Appellate Division of the Supreme Court of New York, First Department
Mar 14, 1950
276 App. Div. 521 (N.Y. App. Div. 1950)

Opinion

March 14, 1950.

Appeal from Appellate Division of the Supreme Court in the First Judicial Department.

Milton D. Goldman of counsel ( Emanuel Lewis Greene with him on the brief; Field, Goldman Greene, attorneys), for appellant.

Gilbert Goldstein of counsel ( Goldstein Goldstein, attorneys), for respondents.


The landlord in this proceeding is the lessee of an entire building under a ten-year lease terminating September 14, 1953. It sublet a portion of the premises to the tenant herein for a term which ended on January 14, 1949, and it now seeks to recover possession of the tenant's space for its own use. The proceeding is brought under paragraph 1 of subdivision (h) of section 8 of the Business Rent Law (L. 1945, ch. 314, § 8, subd. [h], as added by L. 1946, ch. 273, § 2).

Prior to the amendment (L. 1946, ch. 273, § 2) adding the provisions of subdivision (h) of section 8 to the Business Rent Law the right to institute a proceeding to recover possession of business space was limited to owner-landlords. The owner was, and still is, required to meet the conditions specified in subdivision (d) of section 8. One of the requirements is that he have an interest of at least 50% in the whole investment in the business proposed to be carried on in the space sought.

By the enactment of subdivision (h) the right to maintain such proceedings was extended to certain lessee-landlords. The appellant in this case qualifies under paragraph 1 of subdivision (h). Since the provisions of subdivision (d) circumscribing the right to possession were not repeated in subdivision (h), the question is presented as to whether (d) and (h) are to be read together so as to require a lessee-landlord, seeking possession for its own use, to establish that it has an interest of at least 50% in the investment in the business which it proposes to carry on in the space sought. We think that they should be so read. By enlarging the class of persons authorized to maintain proceedings for the recovery of business space the Legislature did not intend those benefited by the amendment to have greater rights than the owners of the property. We have already so held in a proceeding brought under the provisions of paragraph 2 of subdivision (h) of section 8. ( 224 West 27th Street Corporation v. Lieberman, 272 App. Div. 725.) It must be borne in mind that the purpose of the emergency legislation was to "curb the existing and expected evils of exorbitant rents and widespread evictions" while the shortage of business space continued ( Matter of Fifth Madison Corp. [ New York Tel. Co.], 297 N.Y. 155, 160). The law affords protection to tenants in possession and temporarily suspends the rights of those entitled to possession. Any landlord who institutes a proceeding to recover business space for its own use, seeks to oust a tenant in possession and it therefore must meet the requirements imposed. There is no reasonable basis for distinguishing between a landlord whose right to possession is based upon ownership and one whose right is predicated upon a leasehold. Both seek to enforce their right to possession. Any interpretation which would place a greater burden upon an owner-landlord than upon a lessee-landlord in this respect, would be unreasonable and contrary to the purpose of the law and the intention of the Legislature.

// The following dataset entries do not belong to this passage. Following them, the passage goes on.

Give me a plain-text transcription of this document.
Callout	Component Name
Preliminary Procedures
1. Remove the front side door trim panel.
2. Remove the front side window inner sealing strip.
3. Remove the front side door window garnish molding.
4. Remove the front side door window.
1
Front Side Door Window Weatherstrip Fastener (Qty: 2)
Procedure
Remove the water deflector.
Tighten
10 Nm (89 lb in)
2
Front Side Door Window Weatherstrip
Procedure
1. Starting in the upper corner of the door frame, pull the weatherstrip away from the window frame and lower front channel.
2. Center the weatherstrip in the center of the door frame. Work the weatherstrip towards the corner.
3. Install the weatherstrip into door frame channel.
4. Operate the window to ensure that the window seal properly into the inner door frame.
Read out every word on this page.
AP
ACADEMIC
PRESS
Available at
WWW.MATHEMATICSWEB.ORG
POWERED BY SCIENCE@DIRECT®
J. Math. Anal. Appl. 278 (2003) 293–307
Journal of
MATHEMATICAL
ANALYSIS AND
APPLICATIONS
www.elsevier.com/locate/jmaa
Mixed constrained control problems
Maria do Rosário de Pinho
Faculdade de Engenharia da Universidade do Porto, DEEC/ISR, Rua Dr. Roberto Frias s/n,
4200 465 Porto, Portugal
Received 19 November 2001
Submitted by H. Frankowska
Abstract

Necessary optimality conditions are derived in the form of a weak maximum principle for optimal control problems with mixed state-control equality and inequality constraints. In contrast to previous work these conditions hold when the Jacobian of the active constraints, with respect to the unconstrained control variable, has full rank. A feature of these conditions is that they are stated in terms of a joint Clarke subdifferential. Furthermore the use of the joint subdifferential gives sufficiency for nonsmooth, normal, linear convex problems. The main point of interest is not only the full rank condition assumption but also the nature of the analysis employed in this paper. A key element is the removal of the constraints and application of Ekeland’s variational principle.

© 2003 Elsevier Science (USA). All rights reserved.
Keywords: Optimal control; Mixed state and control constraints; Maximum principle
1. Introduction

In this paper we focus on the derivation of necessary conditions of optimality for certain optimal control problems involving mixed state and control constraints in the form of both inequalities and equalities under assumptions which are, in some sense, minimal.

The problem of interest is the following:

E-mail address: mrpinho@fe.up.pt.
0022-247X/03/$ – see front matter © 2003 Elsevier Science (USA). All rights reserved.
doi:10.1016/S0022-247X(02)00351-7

The extent of a landlord's interest in the investment in the business is an evidentiary requirement and need not be specifically alleged in the petition. In this respect an allegation that the space is sought for the landlord's "own immediate and personal use" is sufficient. Such an allegation is contained in the petition in this case. The proof in support thereof establishes that the landlord's interest is greater than the minimum required by the statute. It appears that, except for the portion occupied by the tenant, the entire building is used by the landlord in its business which consists of renting its premises for sporting events, dances, conventions, banquets and the like. It is its sole place of business. The landlord contends that it could improve its business if it had possession of the tenant's space. By this proceeding it seeks to recover possession of such space for the purpose of using it to expand its business. It is, therefore, the sole owner of the business proposed to be carried on in the space sought and consequently has a 100% interest in the investment. The situation between the landlord and his creditors need not be considered.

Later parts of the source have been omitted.